Это помогло смириться с потерей бизнес-проекта. Когда бы у неё дошли руки до реализации идеи? А сколько времени потребовалось бы на раскрутку проекта? И как было бы обидно, когда изготовление перьев перехватили бы более сильные и хваткие мира сего, если дело пошло бы на лад.

Дуня размяла пальцы и вернулась к размышлениям о том, сколько всего было забыто уже к восемнадцатому веку, а потом путем неимоверных усилий открывалось заново!

Её работу прервала заглянувшая в келью одна из девочек-сирот, что прижились при монастыре.

— Дуня, ты сегодня будешь расписывать трапезную?

— А краску привезли?

— Вроде нет, — замялась девочка.

— Тогда не буду, — вздохнула боярышня и вернулась к своим записям. По уму надо бы сделать второй экземпляр и отдать Пелагее. Пусть учится правильно оформлять лекционный материал…

— Постирать чего надо, а то тут эта… — не отставала девчонка.

— Так я же вчера всё отнесла… Слушай, чего тебе надо? — догадалась Дуня.

— Э, ну-у, ты же учёная… писать умеешь…

— И?

— Запиши мой секрет по варке сбитня.

Дуня присмотрелась к девчонке.

— А-а-а, ты же Стеша?

— Ага!

— Иди к сестре Агате, она как раз собирает и записывает кулинарные рецепты.

— Э, а ты?

— А я лекарственные рецепты записываю! — важно пояснила Дуня.
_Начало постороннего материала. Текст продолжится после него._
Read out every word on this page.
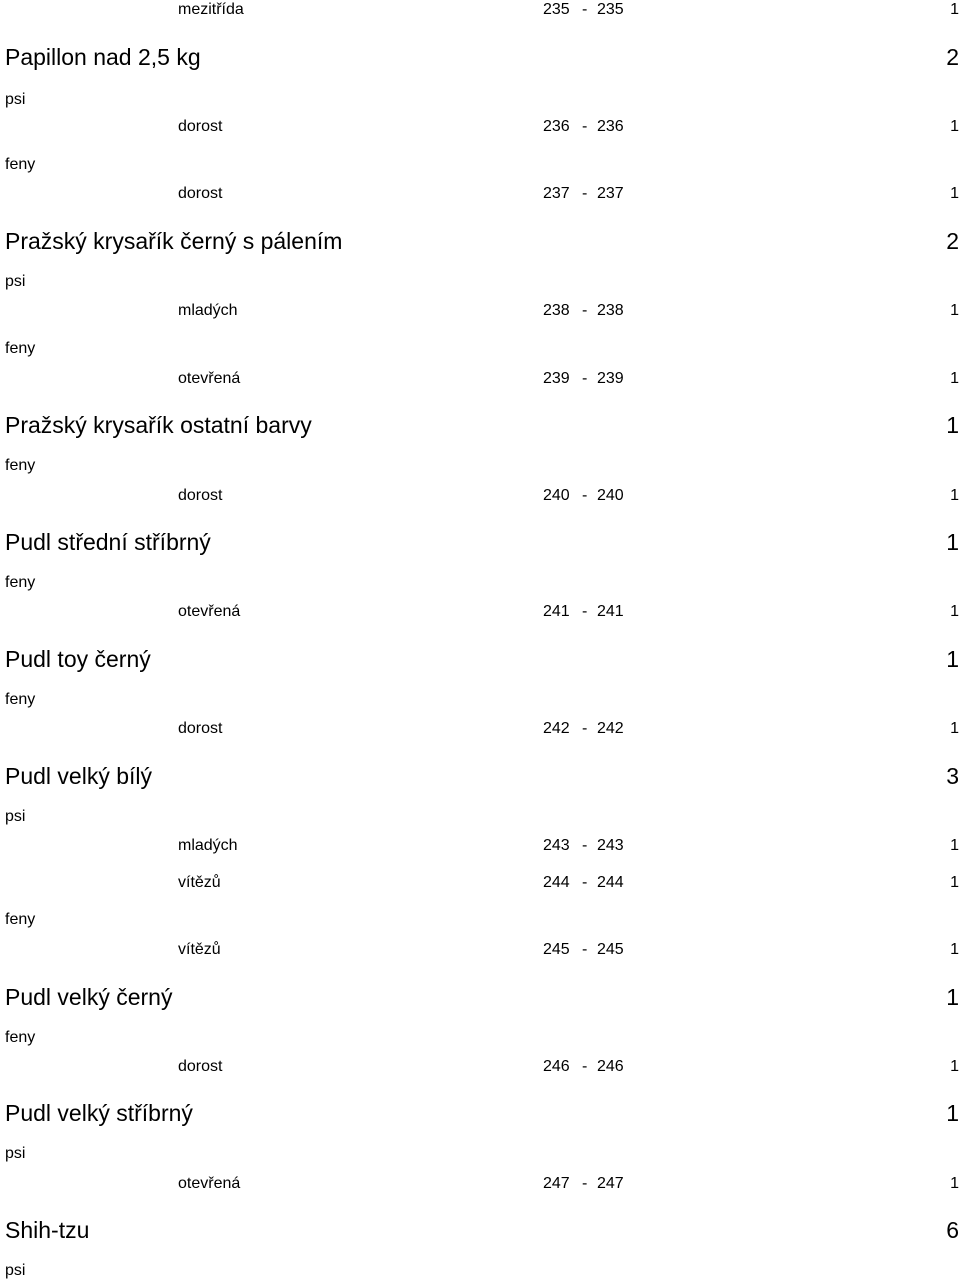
mezitřída	235 - 235	1
Papillon nad 2,5 kg	2
psi
dorost	236 - 236	1
feny
dorost	237 - 237	1
Pražský krysařík černý s pálením	2
psi
mladých	238 - 238	1
feny
otevřená	239 - 239	1
Pražský krysařík ostatní barvy	1
feny
dorost	240 - 240	1
Pudl střední stříbrný	1
feny
otevřená	241 - 241	1
Pudl toy černý	1
feny
dorost	242 - 242	1
Pudl velký bílý	3
psi
mladých	243 - 243	1
vítězů	244 - 244	1
feny
vítězů	245 - 245	1
Pudl velký černý	1
feny
dorost	246 - 246	1
Pudl velký stříbrný	1
psi
otevřená	247 - 247	1
Shih-tzu	6
psi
— Так мой сбитень не только на меду, а ещё на травах варится, — как непонятливой пояснила девчонка.

Дуняша глубоко вздохнула и строго посмотрела на Стешу, надеясь, что та смутится и убежит, но та лишь глазоньки опустила, а с места не сдвинулась.

Дуня ещё раз вздохнула, но совесть у просительницы не проснулась.

— Ладно, диктуй!

— Чего?

— Говори давай, что для твоего сбитня требуется и как варить его.

Боярышня подвинула к себе чистый лист и требовательно уставилась на вдруг заволновавшуюся Стешу.

Дуня вся взмокла пока записывала ни много ни мало, а эликсир жизни. Судя по списку трав, сбитень Стефании активировал мозговую деятельность, стимулировал память и придавал энергию телу.

— Всё?

— Всё, спасибо тебе.

Девчонка красиво, в пояс, поклонилась и протянула руку за свитком.

— Потом отдам, — огорошила её боярышня. — Сначала я для себя перепишу.

— Но это же секрет, — возмутилась она.

Дуня поднялась и перекрестилась, обещая, что не будет наживаться на этом секрете и вытолкала опешившую девчонку.

Нет, ну а что она хотела? Знает же, что главной целью всех записей является сохранение знаний для потомков! Пусть гордится, что рецепт её семьи попал в Дунину копилку.

Переписав всё себе в самодельную тетрадь, она сложила свои богатства в сундук и решила прогуляться, посмотреть, кто чем занят сейчас. Стоило ей только выйти, как солнечный жар тяжеленной плитой опустился на плечи.